Coordination Nuance Hypothesis – there are limits to how nuanced a model you can coordinate around, at various scales of coordination. I’m not sure precisely what the limits are, but it seems quite clear that the more people you are coordinating the harder it is to get them to share a nuanced model or strategy. It’s easier to have a nuanced strategy with 10 people than 100, 1000, or 10,000.
I’m less confident of the Working Memory hypothesis (it’s an armchair inside view based on my understanding of how working memory works)
I’m fairly confident in the Coordination Nuance Hypothesis, which is based on observations about how people actually seem to coordinate at various scales and how much nuance they seem to preserve.
In both cases, there are tools available to improve your ability to learn (as an individual), disseminate information (as a communicator), and keep people organized (as a leader).
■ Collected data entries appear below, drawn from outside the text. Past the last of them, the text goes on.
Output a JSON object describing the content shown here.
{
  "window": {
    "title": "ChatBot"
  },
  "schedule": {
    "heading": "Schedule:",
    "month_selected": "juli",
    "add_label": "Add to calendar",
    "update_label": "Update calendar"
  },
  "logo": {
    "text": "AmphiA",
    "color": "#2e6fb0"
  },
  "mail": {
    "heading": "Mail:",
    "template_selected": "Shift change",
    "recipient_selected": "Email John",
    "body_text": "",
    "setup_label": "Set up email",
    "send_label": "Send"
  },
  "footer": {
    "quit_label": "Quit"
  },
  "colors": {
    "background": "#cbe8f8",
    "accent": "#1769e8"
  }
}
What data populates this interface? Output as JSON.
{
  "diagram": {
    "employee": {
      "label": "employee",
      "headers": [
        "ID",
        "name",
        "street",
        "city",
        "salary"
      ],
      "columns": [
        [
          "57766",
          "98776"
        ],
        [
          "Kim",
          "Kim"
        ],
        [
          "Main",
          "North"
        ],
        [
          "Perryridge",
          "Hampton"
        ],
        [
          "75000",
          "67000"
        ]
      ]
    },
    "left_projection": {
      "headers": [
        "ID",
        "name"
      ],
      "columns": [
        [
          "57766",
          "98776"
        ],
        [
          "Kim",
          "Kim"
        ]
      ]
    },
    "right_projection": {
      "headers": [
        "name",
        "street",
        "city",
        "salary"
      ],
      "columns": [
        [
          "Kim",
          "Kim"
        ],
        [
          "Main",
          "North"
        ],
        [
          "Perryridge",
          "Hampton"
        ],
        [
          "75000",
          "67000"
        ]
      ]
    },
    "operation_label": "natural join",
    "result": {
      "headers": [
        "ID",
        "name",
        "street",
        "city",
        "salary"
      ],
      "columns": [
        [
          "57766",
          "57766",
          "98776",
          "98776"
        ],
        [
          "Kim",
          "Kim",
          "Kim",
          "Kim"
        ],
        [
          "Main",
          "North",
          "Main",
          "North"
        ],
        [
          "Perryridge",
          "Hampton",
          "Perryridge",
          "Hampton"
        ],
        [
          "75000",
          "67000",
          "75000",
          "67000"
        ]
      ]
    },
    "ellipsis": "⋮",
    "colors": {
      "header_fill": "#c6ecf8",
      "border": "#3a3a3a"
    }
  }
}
But none of the tools changed the fundamental equation, just the terms.
Anticipation Constraints:
The anticipation-constraint of the WMLH is “if you try to learn a concept that requires more than 7 chunks, you will fail. If a concept requires 12 chunks, you will not successfully learn it (or will learn a simplified bastardization of it) until you find a way to compress the 12 chunks into 7. If you have to do this yourself, it will take longer than if an educator has optimized it for you in advance.”
The anticipation constraint of the CNH is that if you try to coordinate with 100 people of a given level of intelligence, the shared complexity of the plan that you are enacting will be lower than the complexity of the plan you could enact with 10 people. If you try to implement a more complex plan or orient around a more complex model, your organization will make mistakes due to distorted simplifications of the plan. And this gets worse as your organizations scales.
CNH is still ambiguous between “nuanced plan” and “nuanced model” here, and those seem extremely different to me.
I agree they are different but think it is the case that with a larger group you have a harder time with either of them, for roughly the same reasons at roughly the same rate of increased difficulty.
The Working Memory Hypothesis says the Bell Labs is useful, in part, because whenever you need to combine multiple interdisciplinary concepts that are each complicated to invent a new concept…
instead of having to read a textbook that explains it one-particular-way (and, if it’s not your field, you’d need to get up to speed on the entire field in order to have any context at all) you can just walk down the hall and ask the guy who invented the concept “how does this work” and have them explain it to you multiple times until they find a way to compress it down into a 7 chunks, optimized for your current level of understanding.
A slightly more accurate anticipation of the CNH is:
people need to spend time learning a thing in order to coordinate around it. At the very least, the more time you need to spend getting people up to speed on a model, the less time they have to actually act on that model
people have idiosyncratic learning styles, and are going to misinterpret some bits of your plan, and you won’t know in advance which ones. Dealing with this requires individual attention, noticing their mistakes and correcting them. Middle managers (and middle “educators” can help to alleviate this, but every link in the chain reduces your control over what message gets distributed. If you need 10,000 people to all understand and act on the same plan/model, it needs to be simple or robust enough to survive 10,000 people misinterpreting it in slightly different ways
This gets even worse if you need to change your plan over time in response to new information, since now people are getting it confused with the old plan, or they don’t agree with the new plan because they signed up for the old plan, and then you have to Do Politics to get them on board with the new plan.
At the very least, if you’ve coordinated perfectly, each time you change your plan you need to shift from “focusing on execution” to “focusing on getting people up to speed on the new model.”